I know that rainbows are bands of light formed by water particles reflecting sunlight. While it’s good to know a bit of the science, I can’t help but think wouldn’t it be lovely if rainbows had remained this mysterious event that captured our imaginations and left us in awe with the many unanswered questions of the universe.

While I was enjoying the rainbow for the few moments it was visible, my mind then did its usual obstacle course.  The blue sky appeared amidst the clouds, so I pondered why the sky appears blue and then, of course, had to think about the moon appearing orange and red at different times. I know that if I thought harder, I’d remember some of my long ago science classes, but actually didn’t want to think that hard at the moment. I decided just to ponder the things I wish had remained a mystery, but realize the value of understanding the facts of how things work.  

Fortunately there are still things that flummox us average folk and the scientists. The composition of the universe is mostly still unknown. We know atoms, energy and matter exist. 

But, how they coexist is still to be learned and understood.

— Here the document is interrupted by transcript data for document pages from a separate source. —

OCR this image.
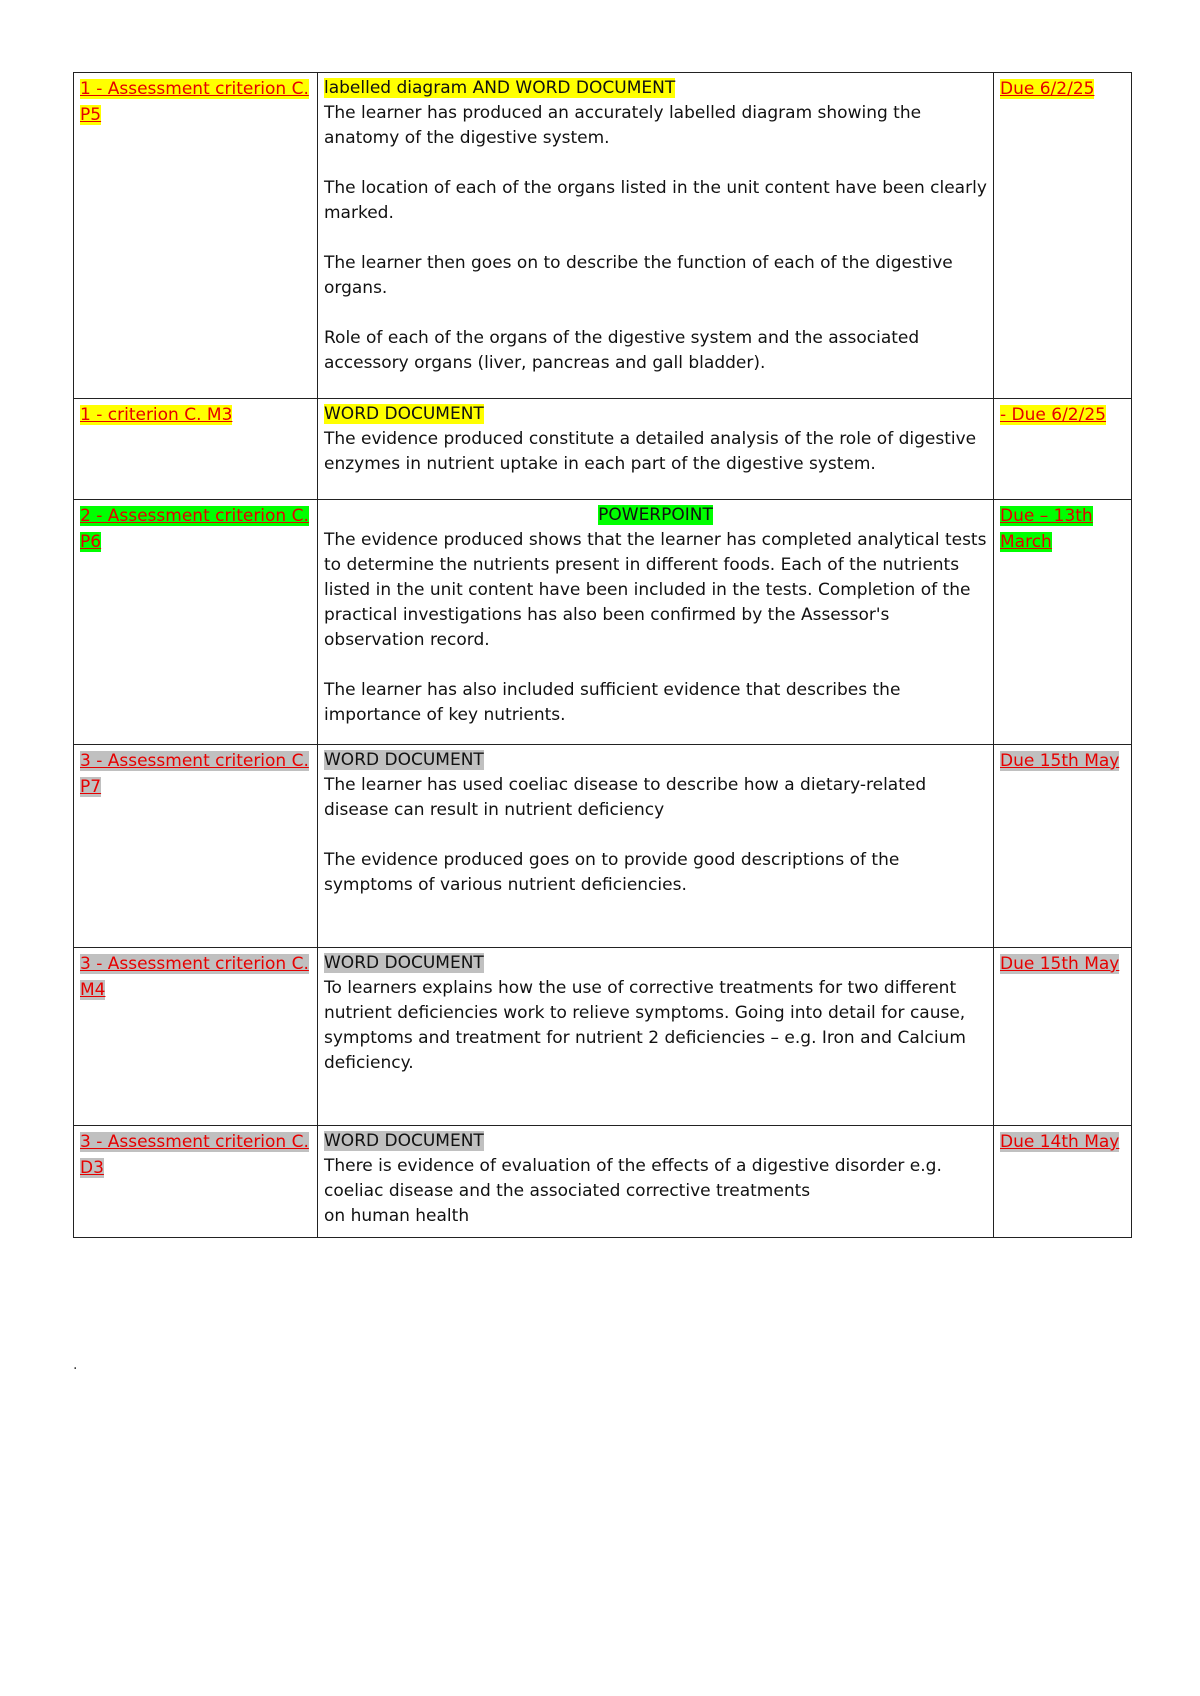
1 - Assessment criterion C. P5	labelled diagram AND WORD DOCUMENT

The learner has produced an accurately labelled diagram showing the anatomy of the digestive system.

The location of each of the organs listed in the unit content have been clearly marked.

The learner then goes on to describe the function of each of the digestive organs.

Role of each of the organs of the digestive system and the associated accessory organs (liver, pancreas and gall bladder).	Due 6/2/25
1 - criterion C. M3	WORD DOCUMENT

The evidence produced constitute a detailed analysis of the role of digestive enzymes in nutrient uptake in each part of the digestive system.	- Due 6/2/25
2 - Assessment criterion C. P6	POWERPOINT

The evidence produced shows that the learner has completed analytical tests to determine the nutrients present in different foods. Each of the nutrients listed in the unit content have been included in the tests. Completion of the practical investigations has also been confirmed by the Assessor's observation record.

The learner has also included sufficient evidence that describes the importance of key nutrients.	Due – 13th March
3 - Assessment criterion C. P7	WORD DOCUMENT

The learner has used coeliac disease to describe how a dietary-related disease can result in nutrient deficiency

The evidence produced goes on to provide good descriptions of the symptoms of various nutrient deficiencies.	Due 15th May
3 - Assessment criterion C. M4	WORD DOCUMENT

To learners explains how the use of corrective treatments for two different nutrient deficiencies work to relieve symptoms. Going into detail for cause, symptoms and treatment for nutrient 2 deficiencies – e.g. Iron and Calcium deficiency.	Due 15th May
3 - Assessment criterion C. D3	WORD DOCUMENT

There is evidence of evaluation of the effects of a digestive disorder e.g. coeliac disease and the associated corrective treatments

on human health	Due 14th May
.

How life began continues to be a search by those who look to faith and a higher power to explain, as well as those who have found and documented early man and our evolutionary changes. 

Are we alone in this universe and how many universes exist? If we’re not alone, where are the others? What exactly is a black hole? How did we learn to use our brain to solve problems? Why do people see different things in paintings? Coal to diamonds – still a wonder.

Do woodchucks chuck?

As the rainbow faded away, Toby and BeBe got my attention for their required food and petting. My temporary queries and unmoored thoughts were interrupted, as they should be. In brief reflection, non sequiturs aren’t so bad.